Most students at Colorado College have heard of the Syrian refugee crisis but have no idea what it really is. This article hopes to explain just that and why it matters to each of us.

The population of displaced Syrians today is about 10.5 million. Approximately four million of these Syrians are scattered outside of Syria, qualifying them as refugees. The conflict in Syria started in spring 2011, when Sunni Arabs, the largest demographic in Syria, were instigated to revolt against the ruling Assads, who are Shia Alawites. The frustration of the Sunni Arabs was fueled by the fact that they were being treated as second-rate citizens under this regime. The Assad regime took violent measures in an attempt to quell civilian uprisings, opening fire on peaceful protestors in the city of Deraa on the March 12, 2011. These violent attacks by the government grew in scale to a point at which children were being murdered and chemical weapons were probably being used.

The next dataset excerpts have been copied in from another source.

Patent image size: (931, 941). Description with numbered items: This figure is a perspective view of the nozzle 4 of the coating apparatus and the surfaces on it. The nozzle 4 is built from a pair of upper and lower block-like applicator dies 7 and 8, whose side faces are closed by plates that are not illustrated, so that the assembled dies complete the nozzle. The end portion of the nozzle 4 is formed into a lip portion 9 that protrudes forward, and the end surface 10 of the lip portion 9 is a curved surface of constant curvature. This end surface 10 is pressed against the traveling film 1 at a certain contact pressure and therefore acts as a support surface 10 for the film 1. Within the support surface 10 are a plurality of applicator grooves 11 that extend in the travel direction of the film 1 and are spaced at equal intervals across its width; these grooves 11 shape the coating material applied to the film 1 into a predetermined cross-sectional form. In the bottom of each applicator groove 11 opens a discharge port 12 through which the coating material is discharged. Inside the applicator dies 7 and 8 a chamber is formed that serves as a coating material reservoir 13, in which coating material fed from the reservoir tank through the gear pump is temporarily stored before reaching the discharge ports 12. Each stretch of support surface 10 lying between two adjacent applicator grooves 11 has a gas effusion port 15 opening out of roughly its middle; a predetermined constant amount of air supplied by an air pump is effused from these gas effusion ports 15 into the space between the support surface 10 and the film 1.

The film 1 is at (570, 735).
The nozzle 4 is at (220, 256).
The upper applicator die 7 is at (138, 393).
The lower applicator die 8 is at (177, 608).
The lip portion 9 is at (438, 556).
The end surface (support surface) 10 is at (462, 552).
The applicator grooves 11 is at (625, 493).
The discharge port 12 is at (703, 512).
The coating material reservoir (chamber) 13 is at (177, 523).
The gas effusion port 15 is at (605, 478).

Understandably, Syrian citizens were forced to take arms in self-defense. This led to a full-scale civil war by the start of 2012. Assad was determined to end this uprising by brute force. Instead of a rebellion against a dictator, Assad turned the uprising into a Sunni-Shia war by targeting the majority Sunni population, both rebels and civilians. These tactics proved successful as the civil war turned between the Sunnis, backed by Middle Eastern Sunni nations such as Saudi Arabia and Qatar, and the Shias, backed by Syria’s Shia population and Iran.

By 2014, this civil war came to involve not only the Sunnis and Shias, but also ISIS, a Sunni extremist group, and the Kurds, a minority that has aimed to gain independence from Syria for a long time. This situation is in a terrible stalemate today. Over 250,000 Syrians have been killed and half the country’s population has been displaced.

Jordan and Lebanon together have taken in close to two million refugees. Consequently, one in five people in Lebanon, and one in eleven people in Jordan are Syrian refugees. At the same time, however, wealthy Persian Gulf countries such as Qatar, UAE, Saudi Arabia, Kuwait, Oman and Bahrain have offered zero resettlements to these refugees. In fact, the actions of these nations has even been publicly criticized by Amnesty International as they called the nations’ inability to deal with this situation ‘shameful’. Even more appalling is that some of these nations openly back the Sunni forces in the civil war.

Some of these refugees have also fled to European nations such as Greece and Hungary, and some even to the United States. However, this is not enough. The U.S. government announced that it will accept up to 85,000 Syrian refugees in the upcoming fiscal year, a small number compared to the amount of people in dire need of refuge. On the other hand, Germany has opened its borders to Syrian refugees, understanding that this issue is an exceptional crisis.

However, there is still a stigma. Nations in the West fear that the influx of Syrians will make their Muslim populations much more dominant, and in turn, much more extremist. However, even if the entire Syrian refugee population of four million was to immigrate to EU nations, and this entire population was Muslim, the Muslim population of EU nations would only rise from 4 percent to 5 percent. Also, refugee immigrants are noted to be significantly more law abiding than the average citizen of the nation in which they take abode.

In Western Nations, there is a stigma associated with immigrants and refugees, arguably a stigma that is not justified. An irrational fear of change from refugees is resulting in this huge humanitarian issue. It is truly tragic that we need to destigmatize immigration and asylum for refugees in a nation whose population is primarily composed of generations of immigrants. We must try and empathize with the refugees who are severely struggling to support their families in this time of crisis, and aid them in any way possible, rather than selfishly being uninformed and fearing the idea of change, which will not even occur.